WASHINGTON — U.S. factories were slightly less busy in November, as production and hiring slowed, though the level of activity remained strong.
The Institute for Supply Management, a trade group of purchasing managers, said Monday that its manufacturing index slipped to 58.7 last month from 59 in October. Any reading above 50 signals expansion. October’s figure matched a three-year high reached in August.
Manufacturing has been a key driver of growth this year, as Americans have ramped up their purchases of autos and electronics.
A measure of new orders rose and order backlogs jumped, both signs that output will likely remain strong in the coming months. A gauge of hiring dipped, but still pointed to solid job gains among manufacturing firms.

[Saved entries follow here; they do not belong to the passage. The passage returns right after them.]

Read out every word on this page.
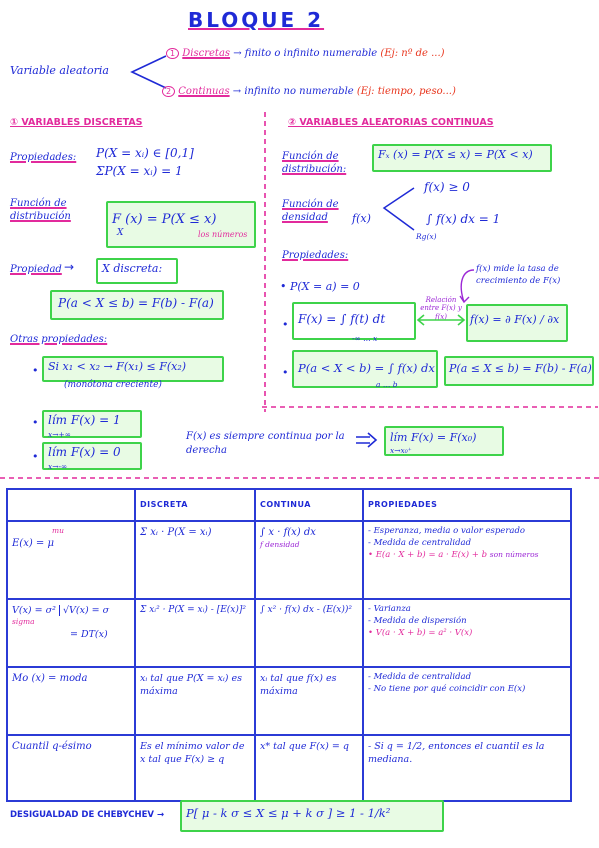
BLOQUE 2
Variable aleatoria
1 Discretas → finito o infinito numerable (Ej: nº de ...)
2 Continuas → infinito no numerable (Ej: tiempo, peso...)
① VARIABLES DISCRETAS
Propiedades: P(X = xᵢ) ∈ [0,1]
ΣP(X = xᵢ) = 1
Función de distribución	F (x) = P(X ≤ x)
X	los números
Propiedad →	X discreta:
P(a < X ≤ b) = F(b) - F(a)
Otras propiedades:
• Si x₁ < x₂ → F(x₁) ≤ F(x₂)
(monótona creciente)
• lím F(x) = 1
x→+∞
• lím F(x) = 0
x→-∞
F(x) es siempre continua por la derecha
lím F(x) = F(x₀)
x→x₀⁺
② VARIABLES ALEATORIAS CONTINUAS
Función de distribución:
Fₓ (x) = P(X ≤ x) = P(X < x)
Función de densidad	f(x)
f(x) ≥ 0
∫ f(x) dx = 1
Rg(x)
Propiedades:
• P(X = a) = 0
• F(x) = ∫ f(t) dt
-∞ … x
Relación entre F(x) y f(x)	f(x) = ∂ F(x) / ∂x
f(x) mide la tasa de crecimiento de F(x)
• P(a < X < b) = ∫ f(x) dx
a … b
P(a ≤ X ≤ b) = F(b) - F(a)
	DISCRETA	CONTINUA	PROPIEDADES

mu
E(x) = μ	Σ xᵢ · P(X = xᵢ)	∫ x · f(x) dx
f densidad	- Esperanza, media o valor esperado
- Medida de centralidad
• E(a · X + b) = a · E(x) + b son números

V(x) = σ² √V(x) = σ
sigma
= DT(x)	Σ xᵢ² · P(X = xᵢ) - [E(x)]²	∫ x² · f(x) dx - (E(x))²	- Varianza
- Medida de dispersión
• V(a · X + b) = a² · V(x)

Mo (x) = moda	xᵢ tal que P(X = xᵢ) es máxima	xᵢ tal que f(x) es máxima	- Medida de centralidad
- No tiene por qué coincidir con E(x)

Cuantil q-ésimo	Es el mínimo valor de x tal que F(x) ≥ q	x* tal que F(x) = q	- Si q = 1/2, entonces el cuantil es la mediana.
DESIGUALDAD DE CHEBYCHEV → P[ μ - k σ ≤ X ≤ μ + k σ ] ≥ 1 - 1/k²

Overall, recent manufacturing reports have been mixed. Businesses ordered fewer big-ticket manufactured goods in October, and orders in a key category reflecting business investment plans fell for the second straight month.
That’s raised concerns that economic growth could slow in the final three months of this year. The economy expanded at a 4.25 percent annual rate in the April-June and July-September quarters. That was the best six months of growth for the U.S. economy since 2003.
But there have been recent signs that growth is slowing. Consumer spending rose only modestly in October. Many economists now forecast growth will slide to a 2.5 percent rate in the current October-December quarter.
Hiring has been healthy this year, helping propel the economy. Employers had added an average of 229,000 jobs a month this year, up from 194,000 in 2013. That has helped lower the unemployment rate to 5.8 percent, a six-year low, down from 7.2 percent 12 months ago.
But the additional jobs have yet to spur meaningful wage growth.